Барбюса как бы взрывает, словно ракету. Он ходит по номеру большими шагами, сыпля пепел папиросы, потом садится, проводит рукой по лбу: он слаб, болен. Но он ведет с этим непримиримую борьбу. Времени мало, болеть ему некогда. На его лице недовольство этой слабостью, напоминанием, что сил не так-то уж много, что их надо беречь. Ему было тесно в номере московской гостиницы, и я не уверен, что, может быть, в тот же вечер он уже листал железнодорожный справочник, высчитывая, когда сможет выступить на рабочем собрании в Париже.

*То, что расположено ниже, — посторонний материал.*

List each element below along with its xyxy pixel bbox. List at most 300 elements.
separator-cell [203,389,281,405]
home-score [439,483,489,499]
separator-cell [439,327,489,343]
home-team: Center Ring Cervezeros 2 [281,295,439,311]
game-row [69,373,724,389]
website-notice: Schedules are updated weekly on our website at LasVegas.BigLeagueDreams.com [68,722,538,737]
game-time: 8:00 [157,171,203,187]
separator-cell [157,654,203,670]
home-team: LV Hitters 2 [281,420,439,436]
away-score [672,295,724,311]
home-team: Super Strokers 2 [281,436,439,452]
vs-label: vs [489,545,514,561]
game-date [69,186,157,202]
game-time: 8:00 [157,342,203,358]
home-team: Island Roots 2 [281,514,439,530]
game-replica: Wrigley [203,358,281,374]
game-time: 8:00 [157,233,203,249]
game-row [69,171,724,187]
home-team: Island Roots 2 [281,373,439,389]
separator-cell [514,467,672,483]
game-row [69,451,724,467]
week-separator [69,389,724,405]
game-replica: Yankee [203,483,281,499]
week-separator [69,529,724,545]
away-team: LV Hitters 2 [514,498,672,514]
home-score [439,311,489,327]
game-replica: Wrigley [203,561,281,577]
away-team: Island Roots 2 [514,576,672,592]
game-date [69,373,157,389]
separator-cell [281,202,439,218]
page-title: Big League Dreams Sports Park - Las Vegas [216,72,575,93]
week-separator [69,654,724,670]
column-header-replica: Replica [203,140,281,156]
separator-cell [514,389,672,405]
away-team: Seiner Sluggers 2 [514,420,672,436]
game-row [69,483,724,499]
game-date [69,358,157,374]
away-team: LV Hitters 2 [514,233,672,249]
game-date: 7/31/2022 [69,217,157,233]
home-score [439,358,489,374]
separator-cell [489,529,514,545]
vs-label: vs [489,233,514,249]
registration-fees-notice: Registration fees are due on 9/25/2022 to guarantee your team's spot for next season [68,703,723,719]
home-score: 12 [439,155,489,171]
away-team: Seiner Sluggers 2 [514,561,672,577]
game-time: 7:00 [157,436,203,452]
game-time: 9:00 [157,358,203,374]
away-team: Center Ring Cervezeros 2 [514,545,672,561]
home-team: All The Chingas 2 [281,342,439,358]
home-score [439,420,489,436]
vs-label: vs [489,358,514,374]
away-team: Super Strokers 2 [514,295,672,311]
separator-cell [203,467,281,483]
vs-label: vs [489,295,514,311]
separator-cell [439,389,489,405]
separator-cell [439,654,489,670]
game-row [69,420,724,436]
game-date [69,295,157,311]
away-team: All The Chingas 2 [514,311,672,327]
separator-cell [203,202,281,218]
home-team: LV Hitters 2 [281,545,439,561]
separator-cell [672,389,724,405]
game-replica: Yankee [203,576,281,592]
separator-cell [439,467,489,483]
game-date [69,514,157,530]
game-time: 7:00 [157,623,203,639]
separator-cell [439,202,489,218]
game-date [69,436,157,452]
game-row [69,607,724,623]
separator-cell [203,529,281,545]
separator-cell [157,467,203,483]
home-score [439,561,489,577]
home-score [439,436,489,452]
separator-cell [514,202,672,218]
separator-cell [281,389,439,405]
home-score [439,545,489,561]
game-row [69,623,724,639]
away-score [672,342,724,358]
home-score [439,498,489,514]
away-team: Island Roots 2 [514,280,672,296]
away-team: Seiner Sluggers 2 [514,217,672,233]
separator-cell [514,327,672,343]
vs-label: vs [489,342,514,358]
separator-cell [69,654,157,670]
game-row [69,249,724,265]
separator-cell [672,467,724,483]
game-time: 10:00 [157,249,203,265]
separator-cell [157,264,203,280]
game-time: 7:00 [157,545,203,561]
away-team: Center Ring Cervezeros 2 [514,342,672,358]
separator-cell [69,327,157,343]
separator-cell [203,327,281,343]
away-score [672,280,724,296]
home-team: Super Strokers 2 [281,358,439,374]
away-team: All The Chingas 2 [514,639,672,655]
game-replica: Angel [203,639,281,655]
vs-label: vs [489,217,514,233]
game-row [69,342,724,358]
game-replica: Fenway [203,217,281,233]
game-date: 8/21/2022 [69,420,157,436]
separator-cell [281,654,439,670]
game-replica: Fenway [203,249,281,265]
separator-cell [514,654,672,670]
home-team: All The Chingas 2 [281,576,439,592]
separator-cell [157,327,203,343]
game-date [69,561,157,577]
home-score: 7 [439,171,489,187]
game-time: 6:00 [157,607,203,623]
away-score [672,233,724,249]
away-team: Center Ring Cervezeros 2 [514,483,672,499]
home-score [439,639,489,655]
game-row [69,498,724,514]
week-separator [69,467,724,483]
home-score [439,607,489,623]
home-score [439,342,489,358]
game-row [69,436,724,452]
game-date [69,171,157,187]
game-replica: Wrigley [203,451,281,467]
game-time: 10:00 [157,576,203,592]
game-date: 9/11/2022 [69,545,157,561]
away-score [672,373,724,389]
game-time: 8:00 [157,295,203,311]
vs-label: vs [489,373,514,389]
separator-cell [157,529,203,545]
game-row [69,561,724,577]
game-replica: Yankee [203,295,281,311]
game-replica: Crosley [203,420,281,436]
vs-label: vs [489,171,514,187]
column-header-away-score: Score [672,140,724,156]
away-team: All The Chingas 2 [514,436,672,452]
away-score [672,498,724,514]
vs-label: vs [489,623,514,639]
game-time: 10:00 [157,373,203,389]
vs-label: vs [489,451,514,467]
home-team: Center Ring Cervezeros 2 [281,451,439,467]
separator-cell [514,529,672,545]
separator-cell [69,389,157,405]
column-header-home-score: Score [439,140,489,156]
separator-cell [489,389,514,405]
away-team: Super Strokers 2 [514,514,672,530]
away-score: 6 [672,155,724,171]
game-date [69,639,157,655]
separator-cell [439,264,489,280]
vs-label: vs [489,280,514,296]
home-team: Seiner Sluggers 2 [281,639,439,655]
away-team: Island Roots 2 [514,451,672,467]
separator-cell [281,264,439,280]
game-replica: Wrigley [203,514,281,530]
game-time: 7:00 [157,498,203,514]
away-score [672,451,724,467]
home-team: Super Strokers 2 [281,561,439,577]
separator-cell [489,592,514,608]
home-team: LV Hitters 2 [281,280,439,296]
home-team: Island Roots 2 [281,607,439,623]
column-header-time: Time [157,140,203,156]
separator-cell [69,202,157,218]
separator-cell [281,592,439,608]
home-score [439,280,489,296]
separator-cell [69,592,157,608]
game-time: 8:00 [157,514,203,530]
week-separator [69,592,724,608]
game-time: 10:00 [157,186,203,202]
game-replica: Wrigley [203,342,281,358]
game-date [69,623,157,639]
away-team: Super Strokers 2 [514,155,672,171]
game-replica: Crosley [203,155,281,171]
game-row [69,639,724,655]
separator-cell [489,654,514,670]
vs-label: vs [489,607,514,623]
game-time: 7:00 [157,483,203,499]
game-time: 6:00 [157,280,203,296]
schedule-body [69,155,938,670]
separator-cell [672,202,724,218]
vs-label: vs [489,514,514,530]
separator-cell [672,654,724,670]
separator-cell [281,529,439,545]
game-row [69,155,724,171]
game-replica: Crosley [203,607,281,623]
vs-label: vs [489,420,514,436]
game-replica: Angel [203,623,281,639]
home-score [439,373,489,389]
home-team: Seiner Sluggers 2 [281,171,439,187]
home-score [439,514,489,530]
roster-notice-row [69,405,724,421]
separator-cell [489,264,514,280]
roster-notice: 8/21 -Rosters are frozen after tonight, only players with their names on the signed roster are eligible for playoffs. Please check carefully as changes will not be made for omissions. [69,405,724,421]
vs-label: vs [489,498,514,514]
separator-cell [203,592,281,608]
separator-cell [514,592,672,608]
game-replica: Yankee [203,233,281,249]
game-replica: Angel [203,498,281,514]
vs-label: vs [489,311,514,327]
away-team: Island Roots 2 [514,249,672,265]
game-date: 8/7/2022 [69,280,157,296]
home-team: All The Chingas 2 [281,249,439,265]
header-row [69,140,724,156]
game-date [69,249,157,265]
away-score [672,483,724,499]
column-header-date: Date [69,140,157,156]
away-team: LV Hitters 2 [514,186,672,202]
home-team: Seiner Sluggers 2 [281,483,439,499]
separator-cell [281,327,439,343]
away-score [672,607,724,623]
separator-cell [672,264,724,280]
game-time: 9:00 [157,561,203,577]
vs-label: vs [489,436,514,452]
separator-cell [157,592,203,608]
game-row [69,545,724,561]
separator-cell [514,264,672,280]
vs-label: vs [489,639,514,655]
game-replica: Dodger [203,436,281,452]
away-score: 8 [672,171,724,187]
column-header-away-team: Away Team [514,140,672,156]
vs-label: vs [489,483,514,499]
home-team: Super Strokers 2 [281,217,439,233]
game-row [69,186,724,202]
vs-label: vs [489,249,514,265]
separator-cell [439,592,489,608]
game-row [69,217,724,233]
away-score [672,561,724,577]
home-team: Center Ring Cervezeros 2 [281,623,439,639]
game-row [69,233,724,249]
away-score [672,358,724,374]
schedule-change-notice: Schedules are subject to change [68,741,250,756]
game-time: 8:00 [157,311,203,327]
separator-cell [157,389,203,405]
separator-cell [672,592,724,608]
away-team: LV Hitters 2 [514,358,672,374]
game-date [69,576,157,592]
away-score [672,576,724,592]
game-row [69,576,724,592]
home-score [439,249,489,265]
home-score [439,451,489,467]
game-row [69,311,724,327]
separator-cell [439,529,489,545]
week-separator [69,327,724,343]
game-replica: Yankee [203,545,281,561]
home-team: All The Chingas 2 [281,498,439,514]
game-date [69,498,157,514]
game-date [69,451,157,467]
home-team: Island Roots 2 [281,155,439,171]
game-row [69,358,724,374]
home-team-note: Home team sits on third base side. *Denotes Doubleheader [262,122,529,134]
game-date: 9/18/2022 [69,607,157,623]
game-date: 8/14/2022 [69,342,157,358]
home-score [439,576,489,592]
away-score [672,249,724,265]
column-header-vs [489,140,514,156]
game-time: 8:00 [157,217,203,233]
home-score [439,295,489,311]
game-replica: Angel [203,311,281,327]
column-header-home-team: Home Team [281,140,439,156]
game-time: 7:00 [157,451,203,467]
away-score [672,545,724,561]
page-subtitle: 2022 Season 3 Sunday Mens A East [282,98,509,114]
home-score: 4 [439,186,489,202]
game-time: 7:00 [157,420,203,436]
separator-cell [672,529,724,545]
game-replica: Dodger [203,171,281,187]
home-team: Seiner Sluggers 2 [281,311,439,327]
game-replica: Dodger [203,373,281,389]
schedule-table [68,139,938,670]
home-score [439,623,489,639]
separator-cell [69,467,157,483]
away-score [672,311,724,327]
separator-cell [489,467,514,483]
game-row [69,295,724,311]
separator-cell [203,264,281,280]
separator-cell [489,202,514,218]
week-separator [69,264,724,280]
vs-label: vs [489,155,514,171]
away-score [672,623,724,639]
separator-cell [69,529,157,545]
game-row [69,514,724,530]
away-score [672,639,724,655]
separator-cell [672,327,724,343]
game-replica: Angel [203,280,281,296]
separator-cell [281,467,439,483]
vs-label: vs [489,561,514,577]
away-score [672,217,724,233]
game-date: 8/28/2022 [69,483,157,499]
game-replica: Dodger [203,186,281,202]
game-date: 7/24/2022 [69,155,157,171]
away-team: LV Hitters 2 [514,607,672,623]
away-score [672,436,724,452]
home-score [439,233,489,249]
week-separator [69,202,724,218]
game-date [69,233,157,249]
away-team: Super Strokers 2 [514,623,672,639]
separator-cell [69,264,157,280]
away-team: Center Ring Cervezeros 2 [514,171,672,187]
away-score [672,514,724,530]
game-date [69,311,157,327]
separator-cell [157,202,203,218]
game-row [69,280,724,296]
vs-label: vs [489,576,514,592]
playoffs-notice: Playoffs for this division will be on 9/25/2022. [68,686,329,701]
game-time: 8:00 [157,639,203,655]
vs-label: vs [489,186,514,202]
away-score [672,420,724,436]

За длинным столом президиума на одном из собраний у московских рабочих, утомленный, вялый, как бы отсутствующий, сидит Барбюс. Под его глазами мешки, усы с сединой чернеют на желтом лице. Ему передают записку: его просят выступить. Внезапно Барбюс преображается, два длинных шага, он возле кафедры. «Товарищи!» — его возглас как бы протягивается над притихнувшим залом. Худое, длинное тело Барбюса становится напряженным, будто он готовится к прыжку. Болезненный облик этого неистового, словно вибрирующего человека исчезнет, и возникнет внутреннее, устремленное его существо, для которого борьба стала основой его писательской жизни.

Барбюс умер в Москве и похоронен в Париже. Если вдуматься в это, ощутишь величайшую закономерность жизни Барбюса. Из рук в руки передали русские рабочие французским рабочим прах достойного сына французского народа, — и уже позднее, побывав на могиле Барбюса на кладбище Пер-Лашез, я снова с живой силой воскресил в себе его действенный образ... Таким Барбюс остался и в сознании многих тысяч людей, которые высоко пронесли по парижским улицам его прах, как проносят знамена свободы.


РОМЕН РОЛЛАН


В Роллане отложились десятилетия французской культуры. Он хрупок, зябок и болезнен. Плед, накинутый на плечи, плохо согревает их. Цвет его кожи прозрачный, напоминающий просвечивающую белизну фарфора. Он словно только что вышел из комнаты, где подвергал себя длительному творческому заточению. В доме Горького он сейчас не гость, а хозяин: для него собрались здесь писатели, — и Горький, с тонкой деликатностью, покуривает где-то в дверях, как бы подчеркивая, что сегодня он сам здесь на положении гостя.